GridCARE closed an oversubscribed $64 million Series A on May 14, led by Sutter Hill Ventures with participation from John Doerr, National Grid Partners, Future Energy Ventures, Emerson Collective, and Stanford University. The Stanford Doerr School spinout, founded by CEO Amit Narayan, is selling a new category it calls "Power Acceleration" — a physics-based AI layer that finds dormant capacity on the existing grid and routes it to AI data center developers in months rather than the typical six-to-ten years.
The round is roughly five times the size of GridCARE's $13.5 million seed from May 2025, and it lands at a moment when power, not silicon, is the binding constraint on hyperscaler buildouts.
The number behind the round
GridCARE says its Energize platform has already unlocked more than 2 gigawatts of AI data center capacity across 12-plus markets and roughly $10 billion in economic value for developers. The mechanism: ingest billions of data points from utility interconnection queues, permitting workflows, rate cases, and weather feeds, then simulate what SVP of Business Development Alaina Bookstein described as "a quadrillion scenarios" against grid physics to surface conservative-dispatch headroom that operators rarely monetize.
Stanford's own analysis, cited by the company, puts U.S. grid utilization at about 30 percent. The other 70 percent sits behind reliability margins that physics-aware modeling can chip away at without new poles and wires.
The Portland test case
The most concrete proof point is a deal announced with Portland General Electric in October 2025. GridCARE structured flexible commitments that will release 80 MW of capacity to AI data center developers in 2026, with a path to more than 400 MW in Hillsboro, Oregon. The model swaps firm interconnection requests for time-shifted, curtailable load — which utilities can underwrite far faster than greenfield substations.

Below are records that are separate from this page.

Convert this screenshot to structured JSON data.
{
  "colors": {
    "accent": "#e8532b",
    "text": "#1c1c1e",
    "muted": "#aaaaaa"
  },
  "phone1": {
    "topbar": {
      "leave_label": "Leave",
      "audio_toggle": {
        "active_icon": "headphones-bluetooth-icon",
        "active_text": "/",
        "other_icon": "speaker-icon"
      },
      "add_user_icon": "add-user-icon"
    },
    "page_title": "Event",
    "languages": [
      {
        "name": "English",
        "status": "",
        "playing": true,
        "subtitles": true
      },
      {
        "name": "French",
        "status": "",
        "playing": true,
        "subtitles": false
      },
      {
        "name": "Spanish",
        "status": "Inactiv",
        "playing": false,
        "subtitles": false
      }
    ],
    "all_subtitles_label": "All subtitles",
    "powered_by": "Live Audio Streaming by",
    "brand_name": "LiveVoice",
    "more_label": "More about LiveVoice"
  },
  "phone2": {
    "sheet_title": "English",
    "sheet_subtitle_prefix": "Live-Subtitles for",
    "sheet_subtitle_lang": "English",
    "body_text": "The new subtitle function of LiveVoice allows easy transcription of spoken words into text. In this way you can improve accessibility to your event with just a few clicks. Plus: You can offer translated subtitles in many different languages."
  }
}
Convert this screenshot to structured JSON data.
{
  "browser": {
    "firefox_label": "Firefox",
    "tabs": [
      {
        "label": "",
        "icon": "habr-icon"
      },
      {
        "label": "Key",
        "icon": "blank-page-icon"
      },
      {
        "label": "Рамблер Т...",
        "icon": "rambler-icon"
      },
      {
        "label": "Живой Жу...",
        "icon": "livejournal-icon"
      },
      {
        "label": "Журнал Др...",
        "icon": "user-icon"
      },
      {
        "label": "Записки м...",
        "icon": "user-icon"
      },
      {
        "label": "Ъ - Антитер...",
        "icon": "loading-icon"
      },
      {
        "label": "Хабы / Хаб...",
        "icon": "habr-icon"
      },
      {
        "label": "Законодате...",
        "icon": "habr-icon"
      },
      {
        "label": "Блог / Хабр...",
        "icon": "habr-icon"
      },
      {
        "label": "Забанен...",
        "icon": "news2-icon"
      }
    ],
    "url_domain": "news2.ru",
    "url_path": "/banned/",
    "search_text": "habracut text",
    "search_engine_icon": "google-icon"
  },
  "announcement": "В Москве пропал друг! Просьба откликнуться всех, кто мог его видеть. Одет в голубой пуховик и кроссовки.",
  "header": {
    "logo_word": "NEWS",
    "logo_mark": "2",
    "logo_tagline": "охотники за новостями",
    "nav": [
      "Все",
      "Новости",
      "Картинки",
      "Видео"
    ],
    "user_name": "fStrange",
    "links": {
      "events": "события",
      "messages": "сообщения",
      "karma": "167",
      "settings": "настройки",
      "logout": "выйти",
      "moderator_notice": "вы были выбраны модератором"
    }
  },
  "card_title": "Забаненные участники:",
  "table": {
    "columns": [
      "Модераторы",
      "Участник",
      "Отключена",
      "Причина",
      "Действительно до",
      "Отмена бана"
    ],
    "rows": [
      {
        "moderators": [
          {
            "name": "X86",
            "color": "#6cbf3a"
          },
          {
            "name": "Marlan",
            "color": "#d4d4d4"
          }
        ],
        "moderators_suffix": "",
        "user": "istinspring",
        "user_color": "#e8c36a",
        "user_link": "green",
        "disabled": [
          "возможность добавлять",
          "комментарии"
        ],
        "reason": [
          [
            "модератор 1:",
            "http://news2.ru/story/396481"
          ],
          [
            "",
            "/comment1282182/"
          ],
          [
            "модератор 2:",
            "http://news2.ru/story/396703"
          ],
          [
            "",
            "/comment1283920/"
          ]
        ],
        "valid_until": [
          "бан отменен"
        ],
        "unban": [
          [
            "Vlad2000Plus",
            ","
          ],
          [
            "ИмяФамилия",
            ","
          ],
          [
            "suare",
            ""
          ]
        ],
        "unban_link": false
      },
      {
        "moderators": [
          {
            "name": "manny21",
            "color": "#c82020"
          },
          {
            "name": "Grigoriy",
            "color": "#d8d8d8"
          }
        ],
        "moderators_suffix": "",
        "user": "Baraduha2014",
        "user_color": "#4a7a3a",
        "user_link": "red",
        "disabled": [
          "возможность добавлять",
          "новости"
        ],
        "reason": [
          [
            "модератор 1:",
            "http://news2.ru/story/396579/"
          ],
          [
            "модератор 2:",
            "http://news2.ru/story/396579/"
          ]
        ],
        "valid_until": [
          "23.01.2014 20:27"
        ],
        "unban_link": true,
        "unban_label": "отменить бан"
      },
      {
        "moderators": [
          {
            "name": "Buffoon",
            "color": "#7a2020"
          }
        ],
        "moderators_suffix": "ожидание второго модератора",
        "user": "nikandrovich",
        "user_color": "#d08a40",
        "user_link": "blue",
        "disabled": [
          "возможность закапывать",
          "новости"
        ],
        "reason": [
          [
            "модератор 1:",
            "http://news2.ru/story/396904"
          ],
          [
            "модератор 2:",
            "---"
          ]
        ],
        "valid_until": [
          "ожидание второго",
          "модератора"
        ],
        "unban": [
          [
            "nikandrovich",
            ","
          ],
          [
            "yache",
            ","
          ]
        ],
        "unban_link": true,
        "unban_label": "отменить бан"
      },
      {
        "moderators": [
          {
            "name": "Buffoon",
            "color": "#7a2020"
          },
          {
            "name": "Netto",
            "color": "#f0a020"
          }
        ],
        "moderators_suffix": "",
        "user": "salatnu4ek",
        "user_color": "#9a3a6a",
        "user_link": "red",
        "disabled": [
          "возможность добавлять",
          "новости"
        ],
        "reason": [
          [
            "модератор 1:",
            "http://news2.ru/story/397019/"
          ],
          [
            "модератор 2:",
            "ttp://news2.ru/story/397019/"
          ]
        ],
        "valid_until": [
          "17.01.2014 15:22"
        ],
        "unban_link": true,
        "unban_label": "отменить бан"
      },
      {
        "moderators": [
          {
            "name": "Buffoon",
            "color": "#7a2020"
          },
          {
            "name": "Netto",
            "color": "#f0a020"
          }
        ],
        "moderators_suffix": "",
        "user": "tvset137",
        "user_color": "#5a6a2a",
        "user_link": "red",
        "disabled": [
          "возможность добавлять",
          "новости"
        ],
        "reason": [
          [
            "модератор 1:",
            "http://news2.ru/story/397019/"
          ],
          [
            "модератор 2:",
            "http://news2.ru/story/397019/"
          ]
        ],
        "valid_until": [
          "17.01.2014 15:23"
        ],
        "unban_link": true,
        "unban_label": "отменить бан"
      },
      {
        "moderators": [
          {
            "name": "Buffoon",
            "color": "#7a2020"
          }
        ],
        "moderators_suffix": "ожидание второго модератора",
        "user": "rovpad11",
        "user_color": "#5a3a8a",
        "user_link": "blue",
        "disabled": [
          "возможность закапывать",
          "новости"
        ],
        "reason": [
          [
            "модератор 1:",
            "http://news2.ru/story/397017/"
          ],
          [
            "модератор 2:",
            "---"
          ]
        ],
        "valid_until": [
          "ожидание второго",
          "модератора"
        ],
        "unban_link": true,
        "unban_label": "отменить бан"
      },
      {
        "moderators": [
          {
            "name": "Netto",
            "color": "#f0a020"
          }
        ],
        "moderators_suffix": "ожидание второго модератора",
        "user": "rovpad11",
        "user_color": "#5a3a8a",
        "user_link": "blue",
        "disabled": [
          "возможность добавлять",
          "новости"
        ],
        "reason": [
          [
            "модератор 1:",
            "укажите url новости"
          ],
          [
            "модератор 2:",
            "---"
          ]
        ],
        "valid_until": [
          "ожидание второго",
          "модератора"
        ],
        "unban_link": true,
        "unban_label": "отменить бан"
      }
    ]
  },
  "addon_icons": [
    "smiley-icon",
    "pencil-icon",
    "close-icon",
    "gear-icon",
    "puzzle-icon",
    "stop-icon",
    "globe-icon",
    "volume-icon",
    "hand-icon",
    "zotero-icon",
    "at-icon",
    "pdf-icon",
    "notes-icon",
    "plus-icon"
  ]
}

Why this round matters now
The five largest hyperscalers have committed north of $660 billion of 2026 capex, but timelines for power delivery are pushing site selection from a land-first to a power-first decision. Oracle, Meta, and the OpenAI-Stargate ecosystem have all signaled multi-gigawatt power gaps in announced builds. CoreWeave, Crusoe, and IREN have publicly tied capacity expansions to interconnection availability rather than chip allocations.
GridCARE's pitch is that the cheapest gigawatt is the one already sitting in the existing grid. If the Energize model holds outside Hillsboro — and Sutter Hill plus a National Grid affiliate clearly think it does — the strategic question for AI infra teams shifts from "where can we build?" to "which utility footprint will let our model unlock the most stranded capacity?"
What changes for builders
For enterprise AI buyers negotiating colocation contracts, GridCARE's footprint is a near-term signal of which markets have hidden runway. For utilities, it's a template that turns flexibility into bookable revenue without waiting on FERC. And for any operator pricing a multi-year AI factory PPA today, a credible Power Acceleration vendor is now a line item the CFO has to evaluate.